Coming back to Harold, he experiences loads of difficulties in his journey. First is his age and health. His feet gets blistered, his legs give away. Second, he has no mobile, no map, and no other aid to help him find the right and the shortest route to Berwick, to Queenie. This is when the people he meets during his walk step up. Each one helps Harold in one way or the other, getting him closer to his destination. Each one has their own story to tell which inspires Harold to keep believing in his hope. There are moments he falters, where he feels his pilgrimage is a stupid idea but the people around him keep pushing him forward. At the same time, there are people who bring him down too, who takes wrong advantage and uses him for publicity, but that doesn’t deter Harold from his goal. Every character he meets is very unique. Wilf and Martina are my favourite. Harold and his son, David, don’t get along and hence Harold struggles when he sees David in Wilf. His emotional turmoil is very painful to even read. As he gets closer to Berwick, Harold loses hope. There is lot of anguish when he begins to lose his mind due to fatigue of his mind and body. The chapter when Harold finally meets Queenie and his thoughts then is beyond words. There is victory and yet there isn’t.

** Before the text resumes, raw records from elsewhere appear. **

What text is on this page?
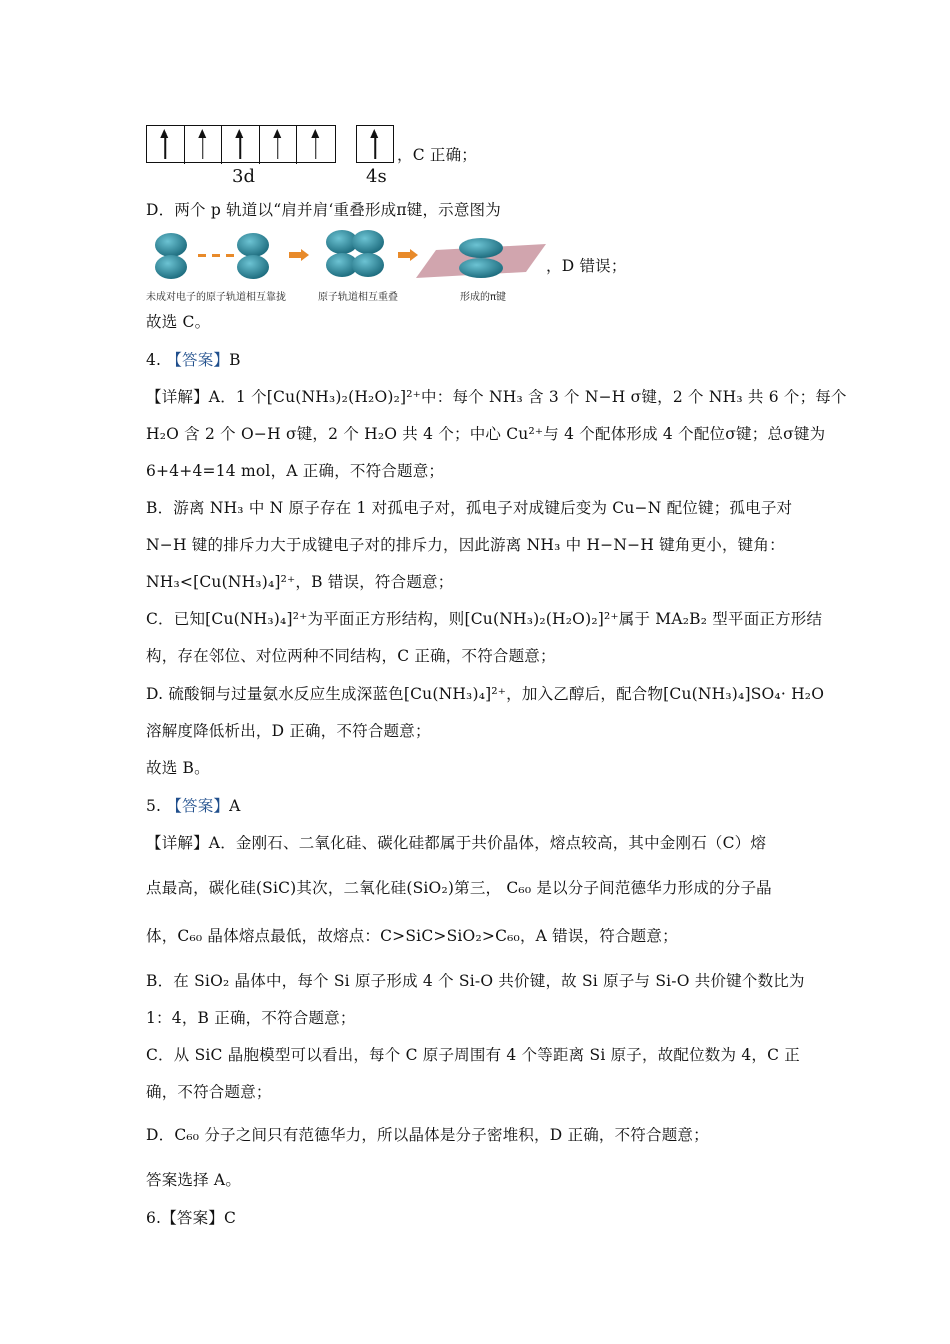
3d	4s
，C 正确；
D．两个 p 轨道以“肩并肩‘重叠形成π键，示意图为
未成对电子的原子轨道相互靠拢	原子轨道相互重叠	形成的π键
，D 错误；
故选 C。
4. 【答案】B
【详解】A．1 个[Cu(NH₃)₂(H₂O)₂]²⁺中：每个 NH₃ 含 3 个 N−H σ键，2 个 NH₃ 共 6 个；每个
H₂O 含 2 个 O−H σ键，2 个 H₂O 共 4 个；中心 Cu²⁺与 4 个配体形成 4 个配位σ键；总σ键为
6+4+4=14 mol，A 正确，不符合题意；
B．游离 NH₃ 中 N 原子存在 1 对孤电子对，孤电子对成键后变为 Cu−N 配位键；孤电子对
N−H 键的排斥力大于成键电子对的排斥力，因此游离 NH₃ 中 H−N−H 键角更小，键角：
NH₃<[Cu(NH₃)₄]²⁺，B 错误，符合题意；
C．已知[Cu(NH₃)₄]²⁺为平面正方形结构，则[Cu(NH₃)₂(H₂O)₂]²⁺属于 MA₂B₂ 型平面正方形结
构，存在邻位、对位两种不同结构，C 正确，不符合题意；
D. 硫酸铜与过量氨水反应生成深蓝色[Cu(NH₃)₄]²⁺，加入乙醇后，配合物[Cu(NH₃)₄]SO₄· H₂O
溶解度降低析出，D 正确，不符合题意；
故选 B。
5. 【答案】A
【详解】A．金刚石、二氧化硅、碳化硅都属于共价晶体，熔点较高，其中金刚石（C）熔
点最高，碳化硅(SiC)其次，二氧化硅(SiO₂)第三， C₆₀ 是以分子间范德华力形成的分子晶
体，C₆₀ 晶体熔点最低，故熔点：C>SiC>SiO₂>C₆₀，A 错误，符合题意；
B．在 SiO₂ 晶体中，每个 Si 原子形成 4 个 Si-O 共价键，故 Si 原子与 Si-O 共价键个数比为
1：4，B 正确，不符合题意；
C．从 SiC 晶胞模型可以看出，每个 C 原子周围有 4 个等距离 Si 原子，故配位数为 4，C 正
确，不符合题意；
D．C₆₀ 分子之间只有范德华力，所以晶体是分子密堆积，D 正确，不符合题意；
答案选择 A。
6.【答案】C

Though the story might sound depressing, it isn’t. The author had made sure to take the story as light as possible but keeping all the emotions intact. At the end of every chapter, you would want to know more about Harold’s journey which is victory to the author. The secret past is dealt very well too.
The Unlikely Pilgrimage of Harold Fry is a book of redemption. It’s inspiring. You end up with a very good and positive feeling. Go for it!